More and more people prefer to conduct their online shopping through their smartphones instead of desktops and laptops. This insight comes straight from eCommerce marketing statistics: 53% of all traffic to eCommerce websites happens on smartphones. Notably, studies from 2012 and 2014 revealed that mobile phones are the research tool of choice for more than 42% of B2B decision makers. Clearly, B2B enterprises must not neglect mobile users when working on their business strategies.
With that said, they also cannot afford to ignore the realities of mobile internet use. Phone screens are different from standard computer screens in their dimensions, their substitution of touch interfaces for keyboards, and other aspects. This means that, unlike what 22% of eCommerce businesses seem to believe, you cannot simply expect mobile shoppers to see how oddly your website looks and feels on their screens and let it slide. You must create a version of your site that are suited to mobile eCommerce.
Thankfully, modern website templates are often designed for responsiveness. They can automatically adjust page layouts to fit on any screen and work on any device. Mobile optimization is a must-have feature for any eCommerce website, B2B or B2C. Plus, just to demonstrate how much this quality is desired, responsive design happens to be another quality that can raise a website’s SEO value.

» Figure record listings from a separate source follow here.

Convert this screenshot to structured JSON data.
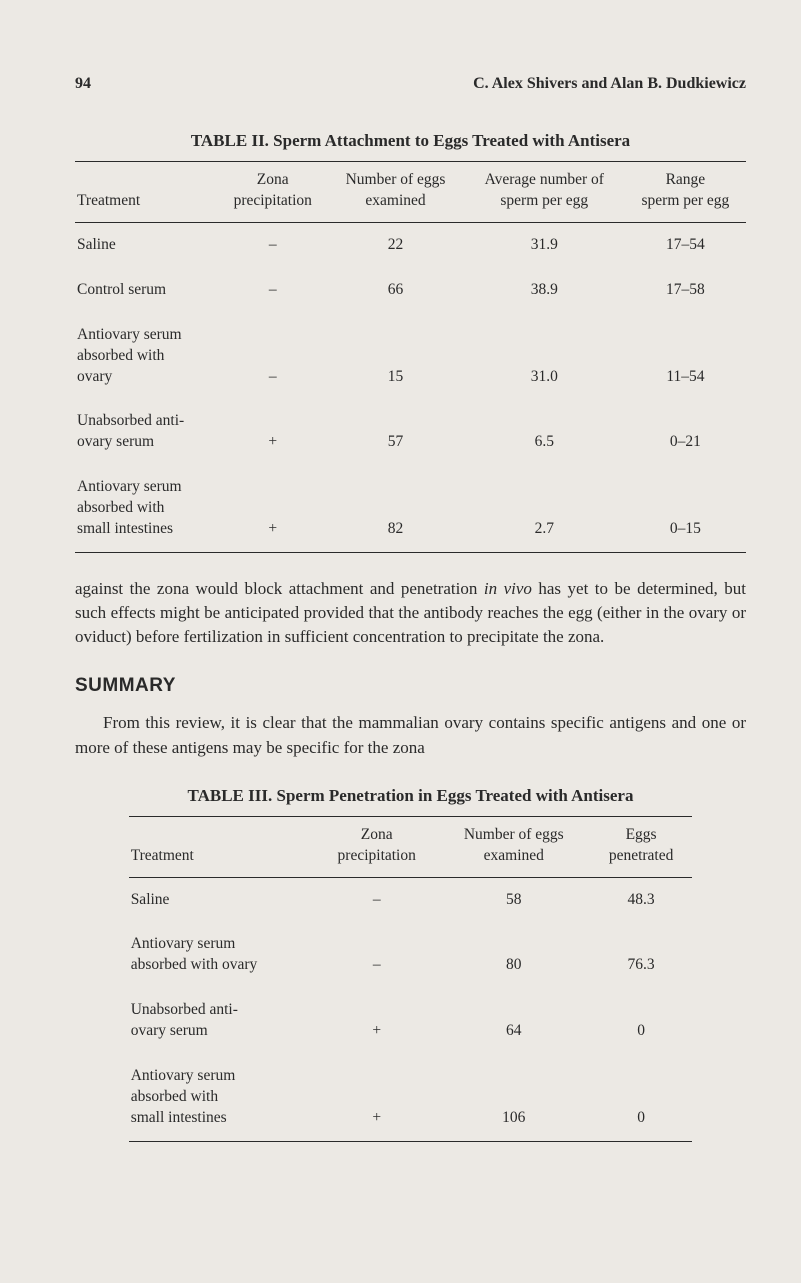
{
  "page_number": "94",
  "authors": "C. Alex Shivers and Alan B. Dudkiewicz",
  "table2": {
    "title": "TABLE II.  Sperm Attachment to Eggs Treated with Antisera",
    "columns": [
      "Treatment",
      "Zona\nprecipitation",
      "Number of eggs\nexamined",
      "Average number of\nsperm per egg",
      "Range\nsperm per egg"
    ],
    "rows": [
      [
        "Saline",
        "–",
        "22",
        "31.9",
        "17–54"
      ],
      [
        "Control serum",
        "–",
        "66",
        "38.9",
        "17–58"
      ],
      [
        "Antiovary serum\n    absorbed with\n    ovary",
        "–",
        "15",
        "31.0",
        "11–54"
      ],
      [
        "Unabsorbed anti-\n    ovary serum",
        "+",
        "57",
        "6.5",
        "0–21"
      ],
      [
        "Antiovary serum\n    absorbed with\n    small intestines",
        "+",
        "82",
        "2.7",
        "0–15"
      ]
    ]
  },
  "paragraph1_a": "against the zona would block attachment and penetration ",
  "paragraph1_em": "in vivo",
  "paragraph1_b": " has yet to be determined, but such effects might be anticipated provided that the antibody reaches the egg (either in the ovary or oviduct) before fertilization in sufficient concentration to precipitate the zona.",
  "summary_heading": "SUMMARY",
  "paragraph2": "From this review, it is clear that the mammalian ovary contains specific antigens and one or more of these antigens may be specific for the zona",
  "table3": {
    "title": "TABLE III.    Sperm Penetration in Eggs Treated with Antisera",
    "columns": [
      "Treatment",
      "Zona\nprecipitation",
      "Number of eggs\nexamined",
      "Eggs\npenetrated"
    ],
    "rows": [
      [
        "Saline",
        "–",
        "58",
        "48.3"
      ],
      [
        "Antiovary serum\n    absorbed with ovary",
        "–",
        "80",
        "76.3"
      ],
      [
        "Unabsorbed anti-\n    ovary serum",
        "+",
        "64",
        "0"
      ],
      [
        "Antiovary serum\n    absorbed with\n    small intestines",
        "+",
        "106",
        "0"
      ]
    ]
  }
}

All of the features listed so far are designed to provide a better eCommerce experience for your business customers. Some features, on the other hand, are considered essential because they can help you manage your business and its website. For example, you may need to upload a new product listing or update an existing one to your website, particularly in the form of a comma-separated values (CSV) file. The problem may be that you have more than a few items that need uploading or updating.
You could add or change them one by one, but that could take hours of your time that could otherwise be spent on more important tasks. Instead, you could find and use a feature available that lets you import and update products in bulk. Having a product import and update function can greatly simplify the process and take less time out of your schedule.
“REST” is short for Representational State Transfer, which is “a software architectural style that defines a set of constraints to be used for creating Web services. “API” is an acronym for “application programming interface,” which enables communication between different apps and solutions. Put the two terms together and you have the REST API, which B2B companies can utilize to connect their software tools with the eCommerce platform from which they operate their online store.
This feature is crucial because your platform can use it to make all kinds of other features compatible with your eCommerce software, which can help you accomplish many different tasks. For example, you may want to sell products on multiple sales channels. However, you may not like the idea of going to each one and manually adjusting the available product amount each time you make a sale. If you connect the channels to each other and your own system with the REST API, they will synchronize with their product inventory levels. This is just one problem that the feature can solve.
B2B websites of all stripes can greatly benefit from employing the ten features on this list. Of course, there are many other kinds of software out there that can resolve other issues and endow you with greater capabilities. If you are still unsure of which ones to use, just consider the specific needs of your own business, as well as those of the customers you wish to target. With enough planning, brainstorming, design work, and especially strategy, you can figure out exactly which features you will need.